Also to the OP, most people I know who insist on doing Asian caricatures combine the L and R thing indiscriminately, as in “Helro, I honorable Bluce Ree.”
Sir Rhosis
Also to the OP, most people I know who insist on doing Asian caricatures combine the L and R thing indiscriminately, as in “Helro, I honorable Bluce Ree.”
Sir Rhosis
I don’t know about Chinese, but in Thailand (another Asian country with a similar tonal language and sound set), the Ls and Rs are pretty often reversed in spoken English. (They have their own idosyncacy that ending Ls are pronounced as Ns, which is consistent with their own language structure. Ironically non-native Thai speakers also tend to have trouble with Ls and Rs as used in Thai. The Thai word for foreigner is farang*, for example, but often pronounced as falang (and often transliterated. The reason for the confusion is that the L sound and the R sound in Thai and English are not perfect equivalents but more like very close approximations. In Thai they seem to also change within the context of the word (by position in the word and depending on placement of nearby vowels). My suspicion is that at least in some Chinese languages some of this occurs. Point being there may well be a strong basis for the “stereotype”. Chinese in Hammond, Indiana (where the film is set) would have most likely been recent immigrants at the time.
*More or less, the language is not quite that easily transliterated.
I read a book called The Language Instinct in which the author said this was because oriental languages never string constanant sounds together. Each are always immediately followed by a vowel sound. An example he gives is how its impossible for them to say ‘strawberry’. It comes out ‘so-to-ro-berry’.

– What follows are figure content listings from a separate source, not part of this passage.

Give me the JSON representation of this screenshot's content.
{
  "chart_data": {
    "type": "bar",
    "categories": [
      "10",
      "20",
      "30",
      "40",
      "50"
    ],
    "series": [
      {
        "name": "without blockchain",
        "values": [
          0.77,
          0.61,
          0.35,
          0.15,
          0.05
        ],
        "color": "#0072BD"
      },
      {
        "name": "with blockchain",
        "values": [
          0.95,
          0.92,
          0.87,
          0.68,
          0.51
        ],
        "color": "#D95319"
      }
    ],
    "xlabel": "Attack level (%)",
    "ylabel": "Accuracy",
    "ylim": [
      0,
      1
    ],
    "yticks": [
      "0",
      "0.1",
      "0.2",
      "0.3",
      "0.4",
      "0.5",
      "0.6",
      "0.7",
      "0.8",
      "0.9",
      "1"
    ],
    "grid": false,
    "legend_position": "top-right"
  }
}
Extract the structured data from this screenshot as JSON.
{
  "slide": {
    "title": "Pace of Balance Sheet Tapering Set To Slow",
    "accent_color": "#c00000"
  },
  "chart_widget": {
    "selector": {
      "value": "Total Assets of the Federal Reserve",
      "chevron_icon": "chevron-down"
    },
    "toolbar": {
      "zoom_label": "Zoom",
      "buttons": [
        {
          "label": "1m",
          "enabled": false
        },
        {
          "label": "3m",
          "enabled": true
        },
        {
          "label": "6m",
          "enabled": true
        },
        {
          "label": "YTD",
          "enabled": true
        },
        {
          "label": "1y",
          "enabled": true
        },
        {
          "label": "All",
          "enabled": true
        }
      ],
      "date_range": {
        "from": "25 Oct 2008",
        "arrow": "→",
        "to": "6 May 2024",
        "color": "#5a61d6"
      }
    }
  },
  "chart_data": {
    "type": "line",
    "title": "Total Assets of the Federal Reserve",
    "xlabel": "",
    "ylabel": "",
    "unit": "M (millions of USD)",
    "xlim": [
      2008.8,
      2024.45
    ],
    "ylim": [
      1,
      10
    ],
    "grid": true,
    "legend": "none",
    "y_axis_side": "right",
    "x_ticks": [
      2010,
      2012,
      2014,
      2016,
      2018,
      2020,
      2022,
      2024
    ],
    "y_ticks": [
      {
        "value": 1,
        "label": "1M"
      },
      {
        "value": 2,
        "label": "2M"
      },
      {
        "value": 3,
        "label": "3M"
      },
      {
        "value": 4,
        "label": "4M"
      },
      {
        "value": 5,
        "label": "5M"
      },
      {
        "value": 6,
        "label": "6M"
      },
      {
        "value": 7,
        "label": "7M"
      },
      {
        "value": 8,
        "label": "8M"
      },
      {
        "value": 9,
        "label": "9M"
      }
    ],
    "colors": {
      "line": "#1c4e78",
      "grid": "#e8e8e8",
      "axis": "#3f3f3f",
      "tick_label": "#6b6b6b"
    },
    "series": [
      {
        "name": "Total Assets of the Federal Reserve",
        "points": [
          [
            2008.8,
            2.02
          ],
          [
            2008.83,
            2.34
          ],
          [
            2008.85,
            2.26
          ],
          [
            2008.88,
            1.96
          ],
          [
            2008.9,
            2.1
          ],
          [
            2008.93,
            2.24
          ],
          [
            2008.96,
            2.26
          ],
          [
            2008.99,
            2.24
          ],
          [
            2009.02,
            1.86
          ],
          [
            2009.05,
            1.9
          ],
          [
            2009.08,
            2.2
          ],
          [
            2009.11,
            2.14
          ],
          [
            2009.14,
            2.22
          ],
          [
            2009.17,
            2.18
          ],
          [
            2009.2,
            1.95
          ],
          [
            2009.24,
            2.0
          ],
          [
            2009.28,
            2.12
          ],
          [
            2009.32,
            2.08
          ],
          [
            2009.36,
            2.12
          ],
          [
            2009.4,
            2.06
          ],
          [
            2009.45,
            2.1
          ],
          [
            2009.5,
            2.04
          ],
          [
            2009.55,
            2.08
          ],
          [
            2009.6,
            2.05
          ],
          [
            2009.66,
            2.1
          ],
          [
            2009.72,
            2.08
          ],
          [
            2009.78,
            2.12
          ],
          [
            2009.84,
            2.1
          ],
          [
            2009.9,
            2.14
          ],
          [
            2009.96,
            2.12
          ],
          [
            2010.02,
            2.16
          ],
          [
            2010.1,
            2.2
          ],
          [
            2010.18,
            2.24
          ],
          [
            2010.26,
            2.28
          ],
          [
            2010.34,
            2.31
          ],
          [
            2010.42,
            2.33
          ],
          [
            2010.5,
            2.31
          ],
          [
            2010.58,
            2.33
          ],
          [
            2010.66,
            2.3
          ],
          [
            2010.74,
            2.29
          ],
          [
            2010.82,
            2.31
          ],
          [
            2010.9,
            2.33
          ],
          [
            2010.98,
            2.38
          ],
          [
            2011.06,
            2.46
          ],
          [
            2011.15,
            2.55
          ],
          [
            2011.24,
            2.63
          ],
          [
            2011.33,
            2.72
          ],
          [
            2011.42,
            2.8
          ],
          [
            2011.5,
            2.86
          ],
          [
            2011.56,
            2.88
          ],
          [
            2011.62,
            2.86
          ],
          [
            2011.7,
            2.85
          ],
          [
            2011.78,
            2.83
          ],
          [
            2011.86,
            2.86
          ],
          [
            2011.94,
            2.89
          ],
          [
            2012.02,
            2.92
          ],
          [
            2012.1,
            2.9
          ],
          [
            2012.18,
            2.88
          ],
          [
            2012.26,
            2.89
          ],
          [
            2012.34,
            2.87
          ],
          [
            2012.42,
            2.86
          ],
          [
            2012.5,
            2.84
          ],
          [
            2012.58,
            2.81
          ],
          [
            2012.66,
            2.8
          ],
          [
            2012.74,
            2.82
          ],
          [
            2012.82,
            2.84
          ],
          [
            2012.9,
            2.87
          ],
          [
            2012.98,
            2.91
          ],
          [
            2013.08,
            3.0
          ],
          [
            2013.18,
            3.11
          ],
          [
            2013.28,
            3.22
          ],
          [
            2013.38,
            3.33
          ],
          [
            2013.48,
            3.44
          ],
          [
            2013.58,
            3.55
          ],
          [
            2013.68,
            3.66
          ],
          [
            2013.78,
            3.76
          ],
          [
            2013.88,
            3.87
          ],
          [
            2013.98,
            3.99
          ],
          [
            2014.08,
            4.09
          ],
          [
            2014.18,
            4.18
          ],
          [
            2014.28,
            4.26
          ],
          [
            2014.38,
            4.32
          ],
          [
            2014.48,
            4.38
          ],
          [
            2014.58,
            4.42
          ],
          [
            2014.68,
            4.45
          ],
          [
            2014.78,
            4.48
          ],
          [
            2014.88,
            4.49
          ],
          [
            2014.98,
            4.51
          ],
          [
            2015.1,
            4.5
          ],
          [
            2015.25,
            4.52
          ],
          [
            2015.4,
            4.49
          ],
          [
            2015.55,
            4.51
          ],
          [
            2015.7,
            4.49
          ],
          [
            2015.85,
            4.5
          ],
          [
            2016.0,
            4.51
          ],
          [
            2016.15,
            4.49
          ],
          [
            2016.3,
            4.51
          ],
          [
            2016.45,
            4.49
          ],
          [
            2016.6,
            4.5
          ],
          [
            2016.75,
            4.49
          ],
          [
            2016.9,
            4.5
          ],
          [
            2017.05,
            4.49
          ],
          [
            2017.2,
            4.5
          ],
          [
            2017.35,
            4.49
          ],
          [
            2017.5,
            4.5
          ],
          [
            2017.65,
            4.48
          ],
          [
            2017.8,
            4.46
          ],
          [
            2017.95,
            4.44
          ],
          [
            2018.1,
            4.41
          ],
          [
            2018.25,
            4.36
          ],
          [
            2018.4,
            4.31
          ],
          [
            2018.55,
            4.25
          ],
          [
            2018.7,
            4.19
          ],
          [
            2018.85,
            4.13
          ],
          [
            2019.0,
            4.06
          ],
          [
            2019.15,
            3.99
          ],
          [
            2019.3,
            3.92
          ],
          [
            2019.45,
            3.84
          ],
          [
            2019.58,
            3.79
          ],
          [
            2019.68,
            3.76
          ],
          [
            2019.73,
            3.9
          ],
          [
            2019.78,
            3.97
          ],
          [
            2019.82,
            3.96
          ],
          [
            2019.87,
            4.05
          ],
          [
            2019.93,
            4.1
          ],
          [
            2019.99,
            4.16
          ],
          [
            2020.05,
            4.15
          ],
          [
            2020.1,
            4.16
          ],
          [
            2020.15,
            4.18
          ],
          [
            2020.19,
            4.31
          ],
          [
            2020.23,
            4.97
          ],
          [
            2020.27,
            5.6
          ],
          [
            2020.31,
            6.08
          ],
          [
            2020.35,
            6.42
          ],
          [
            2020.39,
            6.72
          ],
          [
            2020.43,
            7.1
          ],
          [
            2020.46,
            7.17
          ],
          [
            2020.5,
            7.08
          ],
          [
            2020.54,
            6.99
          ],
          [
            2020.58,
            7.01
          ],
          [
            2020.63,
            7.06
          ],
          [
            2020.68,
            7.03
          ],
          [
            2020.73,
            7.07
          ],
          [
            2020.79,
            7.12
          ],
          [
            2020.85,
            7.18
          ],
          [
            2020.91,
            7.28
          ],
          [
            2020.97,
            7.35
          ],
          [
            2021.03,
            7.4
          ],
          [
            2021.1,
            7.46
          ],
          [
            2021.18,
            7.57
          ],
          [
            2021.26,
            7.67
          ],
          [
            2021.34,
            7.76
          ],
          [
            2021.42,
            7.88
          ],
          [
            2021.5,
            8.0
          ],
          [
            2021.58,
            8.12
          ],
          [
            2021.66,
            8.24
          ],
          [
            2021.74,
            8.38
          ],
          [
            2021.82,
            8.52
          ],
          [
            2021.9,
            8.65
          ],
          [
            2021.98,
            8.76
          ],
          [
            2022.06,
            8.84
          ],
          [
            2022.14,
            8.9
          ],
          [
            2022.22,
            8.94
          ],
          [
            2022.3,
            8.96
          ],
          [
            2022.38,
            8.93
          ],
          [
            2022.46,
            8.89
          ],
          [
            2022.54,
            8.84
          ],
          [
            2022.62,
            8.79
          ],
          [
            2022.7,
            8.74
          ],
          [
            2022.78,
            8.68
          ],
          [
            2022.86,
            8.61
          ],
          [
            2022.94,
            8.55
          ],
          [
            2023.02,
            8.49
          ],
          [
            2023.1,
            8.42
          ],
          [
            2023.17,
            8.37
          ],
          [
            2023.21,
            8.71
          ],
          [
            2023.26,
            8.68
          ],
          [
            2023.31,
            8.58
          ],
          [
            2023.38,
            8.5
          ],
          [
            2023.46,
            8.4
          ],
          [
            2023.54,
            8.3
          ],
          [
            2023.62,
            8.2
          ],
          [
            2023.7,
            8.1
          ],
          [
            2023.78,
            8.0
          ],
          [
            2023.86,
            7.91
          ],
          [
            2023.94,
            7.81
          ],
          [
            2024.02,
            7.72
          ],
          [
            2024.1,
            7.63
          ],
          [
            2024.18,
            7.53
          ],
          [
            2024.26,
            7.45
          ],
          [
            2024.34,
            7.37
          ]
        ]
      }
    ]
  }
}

BTW, Hammond, Indiana was, according to their website, a city of 70,000 in 1940. So not exactly “small town” America, by standards of the day at least, but not a booming metropolis, either. It is located just south of Chicago, so one would assume that if there were a few Chinese restaurants in Chicago then, it would not be unlikely to have one enterprising Chinese restaurant in a nearby community.